Seit 1952 gedenken wir am Volkstrauertag der Toten und Vertriebenen der beiden Weltkriege, sowie der Opfer von Gewaltherrschaft aller Nationen.

Der Volkstrauertag ist auch der richtige Anlass sich wieder einmal zu vergegenwärtigen wie es zu den beiden Weltkriegen mit 10 bzw. 40 Millionen Toten, mindestens viermal so viele körperlich Verwundeten und Millionen an traumatisierten Menschen kommen konnte.

Der 1. Weltkrieg

Der deutsche Kaiser Wilhelm II hatte auf Grund einer Zangengeburt eine verkrüppelte rechte Hand. Seine Mutter, eine Tochter der britischen Königin Viktoria war der Meinung, dass er deshalb nicht Deutscher Kaiser werde könne. Dies ist eine Erklärung, warum Wilhelm II unter einem enormen Geltungsdrang litt. Er forcierte den Bau einer deutschen Großflotte. Sein britischer Cousin König Georg V sah dadurch die britische Welt- und Kolonialherrschaft bedroht.

Der Vielvölkerstaat Österreich-Ungarn war speziell im Balkan an die Grenzen seiner Ausdehnung gestoßen. Unruhen in Bosnien-Herzegowina, welche von Serbien, einem Verbündeten von Russland und Frankreich unterstützt wurden, veranlassten Österreich-Ungarn nach der Ermordung des österreichischen Thronfolgers in Serbien einzumarschieren.

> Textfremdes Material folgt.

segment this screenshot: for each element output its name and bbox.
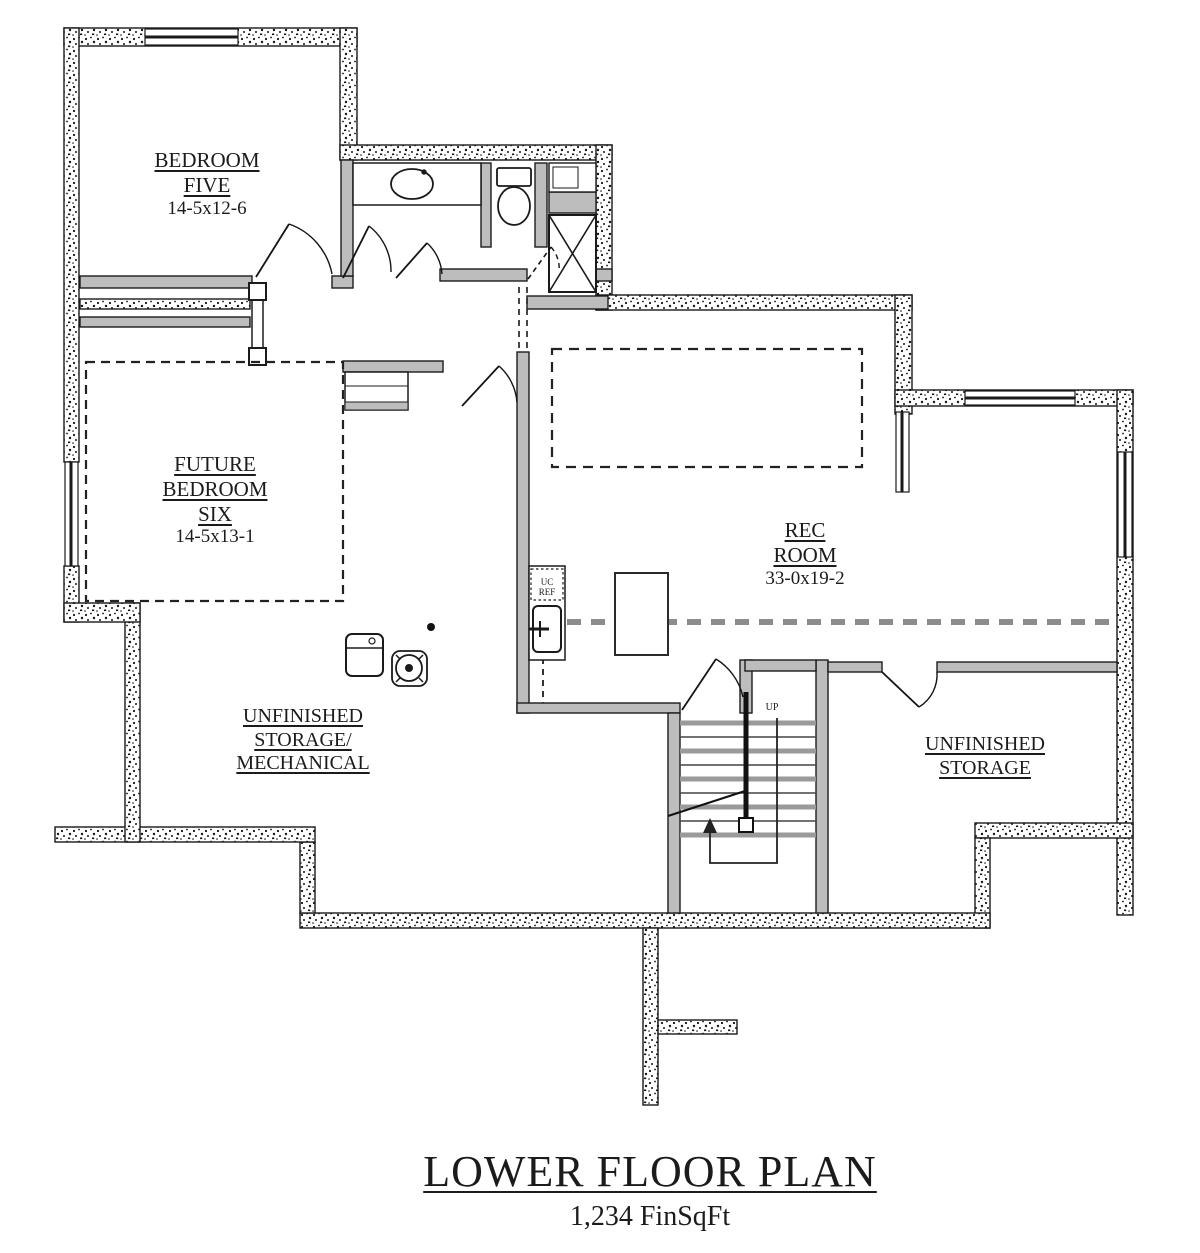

Daraufhin erklärte Russland Österreich-Ungarn den Krieg. Auf Grund einer Treueerklärung des Deutschen Kaisers erklärte infolgedessen Deutschland seinerseits Russland den Krieg. Frankreich, das den Verlust von Elsass-Lothringen 1871 nicht hinnehmen wollte, erklärte Deutschland den Krieg und wurde von Großbritannien militärisch unterstützt.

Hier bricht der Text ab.